On 8/5/24 9:48 PM, Jose E. Marchesi wrote:
>> On 8/5/24 10:53 AM, Alexei Starovoitov wrote:
>>> On Fri, Aug 2, 2024 at 7:59 PM Yonghong Song <yonghong.song@linux.dev> wrote:
>>>> Peilen Ye reported an issue ([1]) where for __sync_fetch_and_add(...) without
>>>> return value like
>>>>     __sync_fetch_and_add(&foo, 1);
>>>> llvm BPF backend generates locked insn e.g.
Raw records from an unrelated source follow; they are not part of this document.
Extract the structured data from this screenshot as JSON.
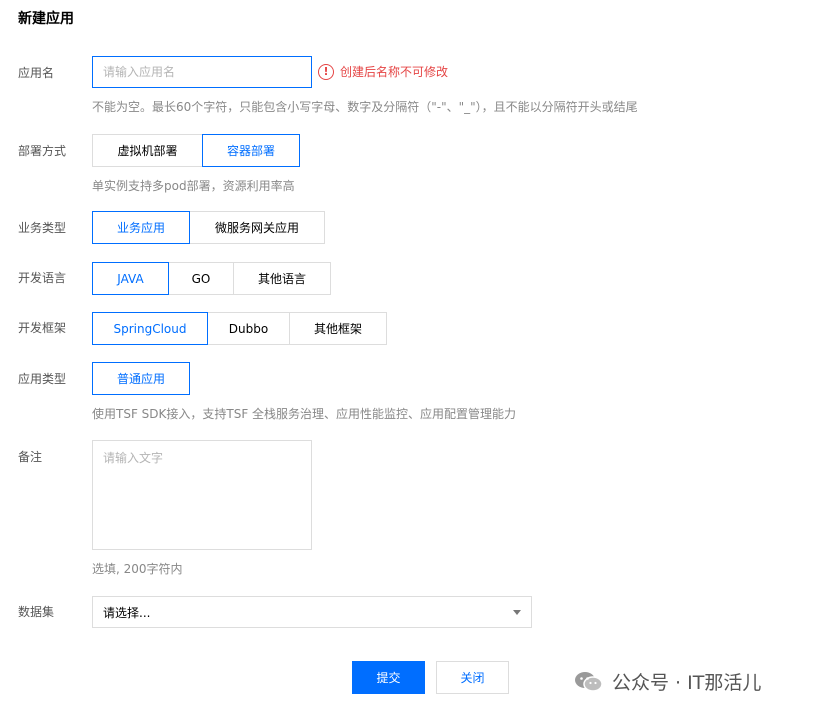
{
  "page": {
    "title": "新建应用"
  },
  "app_name": {
    "label": "应用名",
    "placeholder": "请输入应用名",
    "error": "创建后名称不可修改",
    "hint": "不能为空。最长60个字符，只能包含小写字母、数字及分隔符（\"-\"、\"_\"），且不能以分隔符开头或结尾"
  },
  "deploy": {
    "label": "部署方式",
    "options": [
      "虚拟机部署",
      "容器部署"
    ],
    "selected": "容器部署",
    "hint": "单实例支持多pod部署，资源利用率高"
  },
  "business_type": {
    "label": "业务类型",
    "options": [
      "业务应用",
      "微服务网关应用"
    ],
    "selected": "业务应用"
  },
  "language": {
    "label": "开发语言",
    "options": [
      "JAVA",
      "GO",
      "其他语言"
    ],
    "selected": "JAVA"
  },
  "framework": {
    "label": "开发框架",
    "options": [
      "SpringCloud",
      "Dubbo",
      "其他框架"
    ],
    "selected": "SpringCloud"
  },
  "app_type": {
    "label": "应用类型",
    "options": [
      "普通应用"
    ],
    "selected": "普通应用",
    "hint": "使用TSF SDK接入，支持TSF 全栈服务治理、应用性能监控、应用配置管理能力"
  },
  "remark": {
    "label": "备注",
    "placeholder": "请输入文字",
    "hint": "选填, 200字符内"
  },
  "dataset": {
    "label": "数据集",
    "value": "请选择..."
  },
  "actions": {
    "submit": "提交",
    "close": "关闭"
  },
  "watermark": {
    "text": "公众号 · IT那活儿"
  },
  "colors": {
    "primary": "#006eff",
    "error": "#e54545",
    "border": "#dddddd"
  }
}
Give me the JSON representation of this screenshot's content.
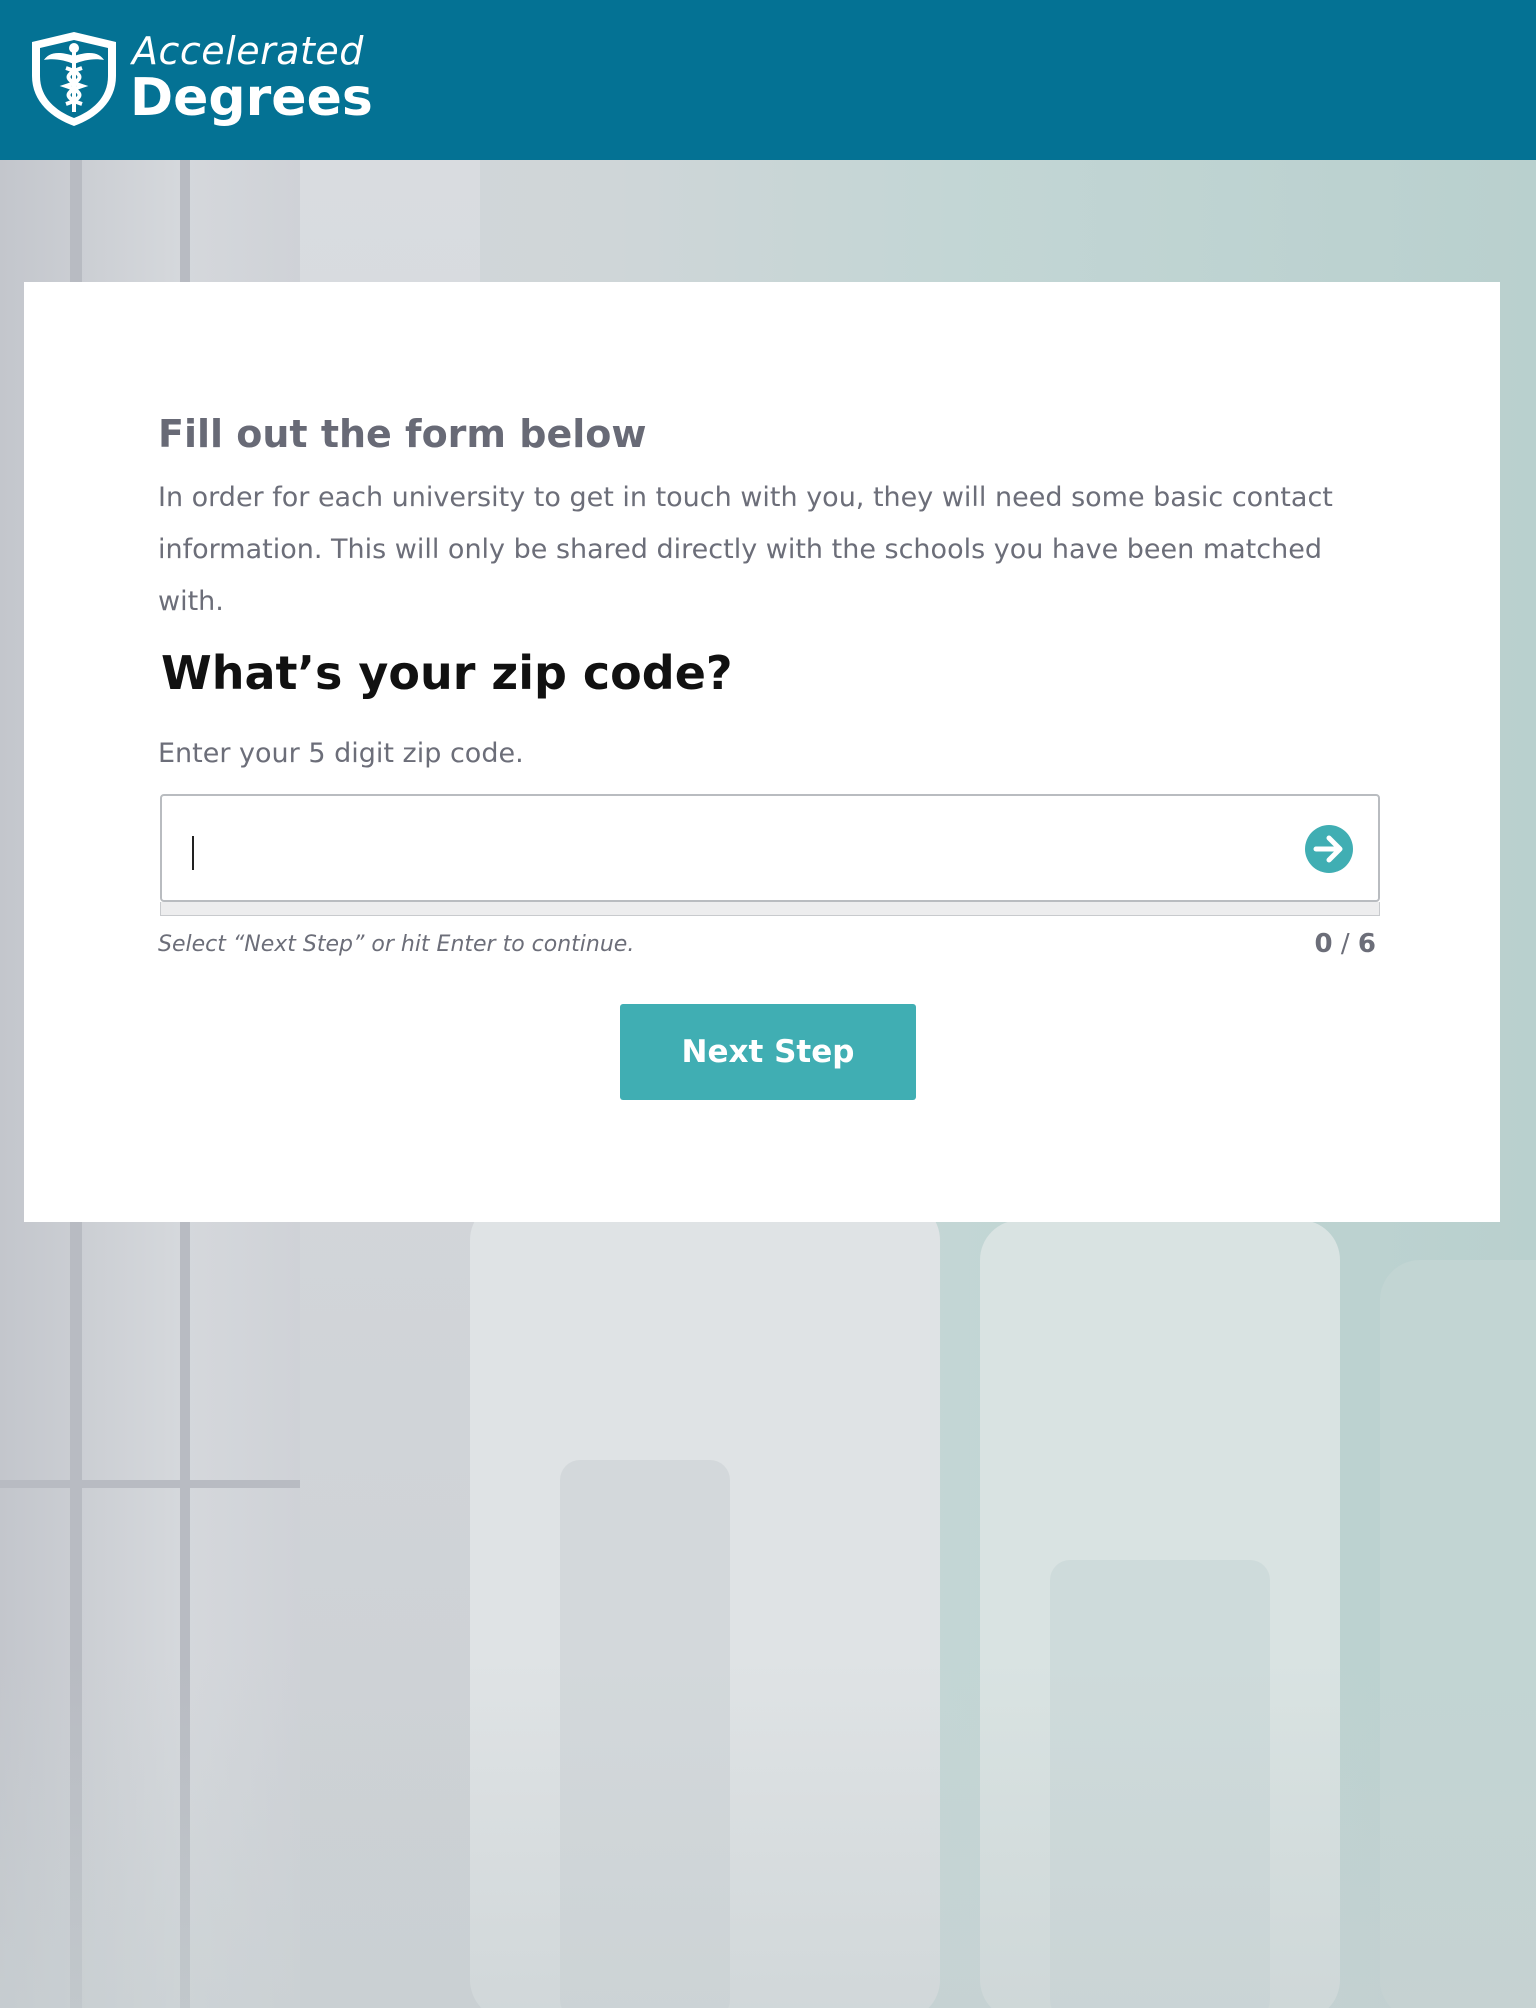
{
  "header": {
    "brand_top": "Accelerated",
    "brand_bottom": "Degrees",
    "logo_icon": "caduceus-shield-icon",
    "background_color": "#047294"
  },
  "form": {
    "heading": "Fill out the form below",
    "intro": "In order for each university to get in touch with you, they will need some basic contact information. This will only be shared directly with the schools you have been matched with.",
    "question": "What’s your zip code?",
    "hint": "Enter your 5 digit zip code.",
    "zip_value": "",
    "submit_icon": "arrow-right-circle-icon",
    "continue_note": "Select “Next Step” or hit Enter to continue.",
    "progress_current": "0",
    "progress_separator": "/",
    "progress_total": "6",
    "next_button_label": "Next Step"
  },
  "colors": {
    "accent": "#40aeb3",
    "header": "#047294",
    "text_muted": "#6c6e79"
  }
}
>>>>     lock *(u32 *)(r1 + 0) += r2
>>>>
>>>> If __sync_fetch_and_add(...) returns a value like
>>>>     res = __sync_fetch_and_add(&foo, 1);
>>>> llvm BPF backend generates like
>>>>     r2 = atomic_fetch_add((u32 *)(r1 + 0), r2)
>>>>
>>>> But 'lock *(u32 *)(r1 + 0) += r2' caused a problem in jit
>>>> since proper barrier is not inserted based on __sync_fetch_and_add() semantics.
>>>>
>>>> The above discrepancy is due to commit [2] where it tries to maintain backward
>>>> compatability since before commit [2], __sync_fetch_and_add(...) generates
>>>> lock insn in BPF backend.
>>>>
>>>> Based on discussion in [1], now it is time to fix the above discrepancy so we can
>>>> have proper barrier support in jit. llvm patch [3] made sure that __sync_fetch_and_add(...)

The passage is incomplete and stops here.